Telenoche | 100 days quarantine: four lives that will never be the same


Behind the official figures and graphs, there are stories of Argentines whose life changed forever in mid-March, with the first strict announcement of mandatory social isolation.Telenoche He then interviewed Ricardo, an actor who became unemployed; Sergio and Noelia, in front of a clothing house; José Manuel, lifelong gastronomic and Dolores, a pastry chef who was left on the street and had to dedicate himself to greengroceries to survive. almost 100 days later -and with new restrictions- they spoke again.

Interviewed by Federico Wiemeyer, The stories have one thing in common: the constant effort to get out of the well. José Manuel, a native of Galicia and owner of the still life the Great Congress TavernI was desperate a few months ago and about to close. Today, with the effort of him and his 20 employees, he is a little better.

The owner of the Great Tavern, a historic Congress restaurant that was on the verge of closing. (Photo: Mario Peredo / TN.com.ar)

In front of a clothing house in PompeiiSergio and Noelia had also thought of closing definitively when everything started in front of the hostile panorama. In May they had to open clandestinely in order to survive. Today they are selling 20% ​​of what they sold in normal life but they have hope.

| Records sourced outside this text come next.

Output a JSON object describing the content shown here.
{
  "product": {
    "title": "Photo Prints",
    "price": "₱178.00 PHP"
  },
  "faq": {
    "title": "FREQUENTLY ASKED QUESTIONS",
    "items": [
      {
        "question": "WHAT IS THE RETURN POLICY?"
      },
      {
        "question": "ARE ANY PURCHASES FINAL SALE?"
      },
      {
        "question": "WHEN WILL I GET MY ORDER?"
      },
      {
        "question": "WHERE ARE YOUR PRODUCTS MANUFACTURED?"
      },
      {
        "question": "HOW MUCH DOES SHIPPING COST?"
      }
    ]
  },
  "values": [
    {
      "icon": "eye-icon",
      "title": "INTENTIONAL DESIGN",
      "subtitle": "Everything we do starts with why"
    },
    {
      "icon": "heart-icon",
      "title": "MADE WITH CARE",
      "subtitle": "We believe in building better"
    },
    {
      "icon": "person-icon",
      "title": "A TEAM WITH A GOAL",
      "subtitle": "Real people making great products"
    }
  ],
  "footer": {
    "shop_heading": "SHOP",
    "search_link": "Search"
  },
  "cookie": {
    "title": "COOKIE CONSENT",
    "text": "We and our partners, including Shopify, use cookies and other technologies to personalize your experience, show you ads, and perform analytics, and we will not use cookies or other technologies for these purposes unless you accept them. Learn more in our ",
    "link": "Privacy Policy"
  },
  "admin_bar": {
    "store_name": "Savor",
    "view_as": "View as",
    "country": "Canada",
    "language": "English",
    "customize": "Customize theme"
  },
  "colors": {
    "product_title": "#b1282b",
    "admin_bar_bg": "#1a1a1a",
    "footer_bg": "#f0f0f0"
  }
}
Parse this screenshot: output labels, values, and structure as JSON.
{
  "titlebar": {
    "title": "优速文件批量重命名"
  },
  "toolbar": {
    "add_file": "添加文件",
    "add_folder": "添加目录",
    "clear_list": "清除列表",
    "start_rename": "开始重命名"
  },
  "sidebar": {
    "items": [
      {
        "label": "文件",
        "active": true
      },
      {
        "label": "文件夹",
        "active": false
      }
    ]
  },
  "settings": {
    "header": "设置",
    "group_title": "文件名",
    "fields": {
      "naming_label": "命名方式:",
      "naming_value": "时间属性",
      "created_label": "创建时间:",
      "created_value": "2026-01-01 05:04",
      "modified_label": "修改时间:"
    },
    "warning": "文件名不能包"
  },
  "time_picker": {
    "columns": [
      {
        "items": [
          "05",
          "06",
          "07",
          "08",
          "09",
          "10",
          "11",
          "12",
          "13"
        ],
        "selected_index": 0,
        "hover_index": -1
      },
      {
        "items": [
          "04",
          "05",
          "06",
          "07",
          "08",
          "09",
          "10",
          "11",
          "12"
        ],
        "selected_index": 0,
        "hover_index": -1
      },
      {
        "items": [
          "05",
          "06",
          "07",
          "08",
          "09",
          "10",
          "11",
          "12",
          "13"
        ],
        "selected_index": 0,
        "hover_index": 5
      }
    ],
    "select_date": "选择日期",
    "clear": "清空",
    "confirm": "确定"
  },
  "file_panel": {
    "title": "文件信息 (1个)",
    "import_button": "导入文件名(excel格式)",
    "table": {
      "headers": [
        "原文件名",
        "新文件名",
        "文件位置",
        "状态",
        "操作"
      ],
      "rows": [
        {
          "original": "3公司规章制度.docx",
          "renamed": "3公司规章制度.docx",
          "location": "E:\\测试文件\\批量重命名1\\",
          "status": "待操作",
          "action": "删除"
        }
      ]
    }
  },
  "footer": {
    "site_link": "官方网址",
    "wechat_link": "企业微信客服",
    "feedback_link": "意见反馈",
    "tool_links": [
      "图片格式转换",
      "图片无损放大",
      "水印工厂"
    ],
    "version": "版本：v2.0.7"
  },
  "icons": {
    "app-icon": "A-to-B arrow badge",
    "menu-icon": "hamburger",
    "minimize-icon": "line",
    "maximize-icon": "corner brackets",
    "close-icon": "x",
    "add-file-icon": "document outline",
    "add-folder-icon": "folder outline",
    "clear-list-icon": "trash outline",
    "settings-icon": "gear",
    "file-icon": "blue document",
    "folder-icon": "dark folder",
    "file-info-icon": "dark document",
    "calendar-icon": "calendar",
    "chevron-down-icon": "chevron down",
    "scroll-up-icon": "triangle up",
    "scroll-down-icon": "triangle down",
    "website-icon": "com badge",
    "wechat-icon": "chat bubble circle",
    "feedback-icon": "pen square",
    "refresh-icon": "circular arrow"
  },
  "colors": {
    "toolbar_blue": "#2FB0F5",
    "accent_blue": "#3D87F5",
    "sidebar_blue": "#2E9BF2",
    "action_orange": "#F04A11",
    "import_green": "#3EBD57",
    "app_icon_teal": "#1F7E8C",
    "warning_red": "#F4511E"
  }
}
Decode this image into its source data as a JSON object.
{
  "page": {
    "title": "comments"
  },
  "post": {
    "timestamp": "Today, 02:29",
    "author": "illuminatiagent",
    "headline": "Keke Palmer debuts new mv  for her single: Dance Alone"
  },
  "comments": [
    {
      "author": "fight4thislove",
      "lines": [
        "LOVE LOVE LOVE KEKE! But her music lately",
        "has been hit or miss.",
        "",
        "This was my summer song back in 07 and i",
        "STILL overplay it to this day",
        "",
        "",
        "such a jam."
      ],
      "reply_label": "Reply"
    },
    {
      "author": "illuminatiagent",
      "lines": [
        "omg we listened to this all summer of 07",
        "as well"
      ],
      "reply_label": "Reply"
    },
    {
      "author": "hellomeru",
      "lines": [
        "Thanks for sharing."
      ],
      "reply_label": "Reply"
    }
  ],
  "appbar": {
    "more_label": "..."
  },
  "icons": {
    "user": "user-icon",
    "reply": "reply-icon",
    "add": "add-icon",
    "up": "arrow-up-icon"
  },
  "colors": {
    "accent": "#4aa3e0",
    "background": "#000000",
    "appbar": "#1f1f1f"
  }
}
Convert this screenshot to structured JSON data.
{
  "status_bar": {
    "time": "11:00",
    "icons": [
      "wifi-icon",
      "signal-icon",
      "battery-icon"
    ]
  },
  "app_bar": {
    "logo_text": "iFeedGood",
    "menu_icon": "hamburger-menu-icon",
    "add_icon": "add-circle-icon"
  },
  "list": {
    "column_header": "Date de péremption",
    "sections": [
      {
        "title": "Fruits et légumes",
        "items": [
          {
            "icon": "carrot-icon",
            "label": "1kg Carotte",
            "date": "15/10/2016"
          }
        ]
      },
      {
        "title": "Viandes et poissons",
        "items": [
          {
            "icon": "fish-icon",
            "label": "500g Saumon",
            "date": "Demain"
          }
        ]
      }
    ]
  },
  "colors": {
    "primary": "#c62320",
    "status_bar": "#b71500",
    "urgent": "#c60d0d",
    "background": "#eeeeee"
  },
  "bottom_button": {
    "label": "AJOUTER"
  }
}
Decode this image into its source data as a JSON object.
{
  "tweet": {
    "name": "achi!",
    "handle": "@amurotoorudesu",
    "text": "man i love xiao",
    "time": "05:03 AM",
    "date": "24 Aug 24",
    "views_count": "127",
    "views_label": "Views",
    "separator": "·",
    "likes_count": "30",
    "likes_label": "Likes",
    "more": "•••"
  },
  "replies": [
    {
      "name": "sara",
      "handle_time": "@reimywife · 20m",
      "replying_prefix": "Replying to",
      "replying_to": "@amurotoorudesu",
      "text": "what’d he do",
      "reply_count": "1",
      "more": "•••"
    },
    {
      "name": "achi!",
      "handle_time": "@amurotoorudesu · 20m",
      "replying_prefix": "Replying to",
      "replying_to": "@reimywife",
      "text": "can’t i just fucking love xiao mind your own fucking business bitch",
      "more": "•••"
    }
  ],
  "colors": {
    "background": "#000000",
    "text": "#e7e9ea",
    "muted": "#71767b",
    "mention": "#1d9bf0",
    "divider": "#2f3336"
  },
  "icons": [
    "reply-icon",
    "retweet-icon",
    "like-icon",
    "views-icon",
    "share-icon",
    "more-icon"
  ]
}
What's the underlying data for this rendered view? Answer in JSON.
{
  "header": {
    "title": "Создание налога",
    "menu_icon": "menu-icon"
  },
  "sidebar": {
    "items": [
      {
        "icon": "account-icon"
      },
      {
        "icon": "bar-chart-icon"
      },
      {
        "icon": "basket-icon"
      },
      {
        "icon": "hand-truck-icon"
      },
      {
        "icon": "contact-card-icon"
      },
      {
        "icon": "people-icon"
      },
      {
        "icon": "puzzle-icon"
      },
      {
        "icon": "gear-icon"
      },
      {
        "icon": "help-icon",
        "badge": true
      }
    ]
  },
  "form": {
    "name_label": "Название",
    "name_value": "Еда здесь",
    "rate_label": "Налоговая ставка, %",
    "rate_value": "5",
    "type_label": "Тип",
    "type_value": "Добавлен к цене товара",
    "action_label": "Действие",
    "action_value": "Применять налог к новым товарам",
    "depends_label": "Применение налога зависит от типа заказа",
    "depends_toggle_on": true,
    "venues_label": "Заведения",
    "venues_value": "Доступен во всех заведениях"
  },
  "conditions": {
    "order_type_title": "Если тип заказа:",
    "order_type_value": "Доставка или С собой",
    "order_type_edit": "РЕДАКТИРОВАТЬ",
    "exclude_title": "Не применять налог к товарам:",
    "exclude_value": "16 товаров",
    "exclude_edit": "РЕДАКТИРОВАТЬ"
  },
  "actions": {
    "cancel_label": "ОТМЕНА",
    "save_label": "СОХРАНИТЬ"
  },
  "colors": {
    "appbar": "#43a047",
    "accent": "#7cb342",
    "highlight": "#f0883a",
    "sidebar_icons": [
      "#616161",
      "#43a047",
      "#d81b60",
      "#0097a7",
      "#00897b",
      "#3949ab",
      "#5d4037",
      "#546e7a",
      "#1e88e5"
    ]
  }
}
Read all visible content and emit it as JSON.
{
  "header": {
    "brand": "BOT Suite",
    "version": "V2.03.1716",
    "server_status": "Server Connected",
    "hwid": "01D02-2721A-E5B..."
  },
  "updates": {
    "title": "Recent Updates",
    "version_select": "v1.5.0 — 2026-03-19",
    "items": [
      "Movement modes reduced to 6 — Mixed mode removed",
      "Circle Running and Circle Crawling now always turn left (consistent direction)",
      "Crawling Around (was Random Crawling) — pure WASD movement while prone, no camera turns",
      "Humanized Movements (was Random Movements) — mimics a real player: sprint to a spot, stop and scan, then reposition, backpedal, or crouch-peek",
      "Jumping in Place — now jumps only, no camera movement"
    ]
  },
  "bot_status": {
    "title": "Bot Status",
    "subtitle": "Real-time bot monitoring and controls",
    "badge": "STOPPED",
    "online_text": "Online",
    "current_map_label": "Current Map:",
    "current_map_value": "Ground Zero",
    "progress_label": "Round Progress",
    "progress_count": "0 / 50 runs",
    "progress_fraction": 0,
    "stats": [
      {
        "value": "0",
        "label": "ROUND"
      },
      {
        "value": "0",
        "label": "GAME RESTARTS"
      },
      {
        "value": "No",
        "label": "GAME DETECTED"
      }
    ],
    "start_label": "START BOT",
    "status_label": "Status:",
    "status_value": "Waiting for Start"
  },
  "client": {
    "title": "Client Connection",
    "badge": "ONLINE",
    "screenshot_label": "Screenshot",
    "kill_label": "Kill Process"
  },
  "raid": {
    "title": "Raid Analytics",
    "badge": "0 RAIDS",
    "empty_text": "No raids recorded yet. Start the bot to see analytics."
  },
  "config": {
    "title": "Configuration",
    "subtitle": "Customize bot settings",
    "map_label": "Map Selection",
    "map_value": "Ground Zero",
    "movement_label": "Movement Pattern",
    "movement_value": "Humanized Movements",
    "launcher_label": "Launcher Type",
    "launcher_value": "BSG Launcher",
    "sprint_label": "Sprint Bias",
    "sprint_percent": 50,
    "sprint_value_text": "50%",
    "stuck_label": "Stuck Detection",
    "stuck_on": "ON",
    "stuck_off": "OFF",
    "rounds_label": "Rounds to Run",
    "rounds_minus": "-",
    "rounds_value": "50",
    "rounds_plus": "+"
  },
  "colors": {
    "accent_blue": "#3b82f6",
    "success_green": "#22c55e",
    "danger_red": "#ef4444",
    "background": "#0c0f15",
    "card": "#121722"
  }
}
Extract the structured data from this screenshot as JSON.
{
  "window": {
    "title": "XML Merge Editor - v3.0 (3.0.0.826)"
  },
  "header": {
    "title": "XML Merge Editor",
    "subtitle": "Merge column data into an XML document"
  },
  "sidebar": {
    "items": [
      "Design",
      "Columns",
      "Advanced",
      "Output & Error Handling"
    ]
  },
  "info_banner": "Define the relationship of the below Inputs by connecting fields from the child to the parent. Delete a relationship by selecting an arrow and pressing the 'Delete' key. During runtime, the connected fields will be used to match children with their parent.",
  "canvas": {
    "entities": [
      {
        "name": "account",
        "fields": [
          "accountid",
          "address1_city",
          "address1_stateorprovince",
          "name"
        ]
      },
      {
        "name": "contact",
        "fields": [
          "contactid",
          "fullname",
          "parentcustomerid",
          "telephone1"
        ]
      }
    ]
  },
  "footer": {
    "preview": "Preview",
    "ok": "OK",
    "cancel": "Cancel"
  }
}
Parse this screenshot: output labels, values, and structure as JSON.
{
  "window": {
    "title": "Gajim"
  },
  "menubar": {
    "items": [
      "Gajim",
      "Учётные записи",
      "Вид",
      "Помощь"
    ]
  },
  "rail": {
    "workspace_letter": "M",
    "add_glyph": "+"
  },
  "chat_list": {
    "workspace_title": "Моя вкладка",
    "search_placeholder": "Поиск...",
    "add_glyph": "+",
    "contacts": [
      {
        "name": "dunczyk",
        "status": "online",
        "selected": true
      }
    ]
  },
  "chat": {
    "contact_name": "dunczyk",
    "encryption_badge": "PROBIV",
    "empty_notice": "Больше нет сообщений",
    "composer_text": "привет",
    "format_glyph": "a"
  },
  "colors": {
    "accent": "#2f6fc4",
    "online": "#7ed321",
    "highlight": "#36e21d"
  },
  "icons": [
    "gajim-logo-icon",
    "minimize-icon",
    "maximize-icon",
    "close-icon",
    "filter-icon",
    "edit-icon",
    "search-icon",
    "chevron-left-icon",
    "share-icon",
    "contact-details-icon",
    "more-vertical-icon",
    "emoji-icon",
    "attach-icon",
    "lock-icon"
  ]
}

Dolores told Wiemeyer that her entrepreneurship as a greengrocer allows you to survive. Months ago, she was starting from scratch after being fired from a shop where she worked informally as a baker.

Difficult remains Ricardo’s situation, double action movie and daddy of three girls. His case went from bad to worse. When he spoke to Telenoche months ago, he was already unemployed with a pile of debts. Today, everything got complicated. He did not return to work and the debts are suffocating. He had to resign himself to selling his car to pay cards, credits, services and school fees for his expired daughters, among other holes.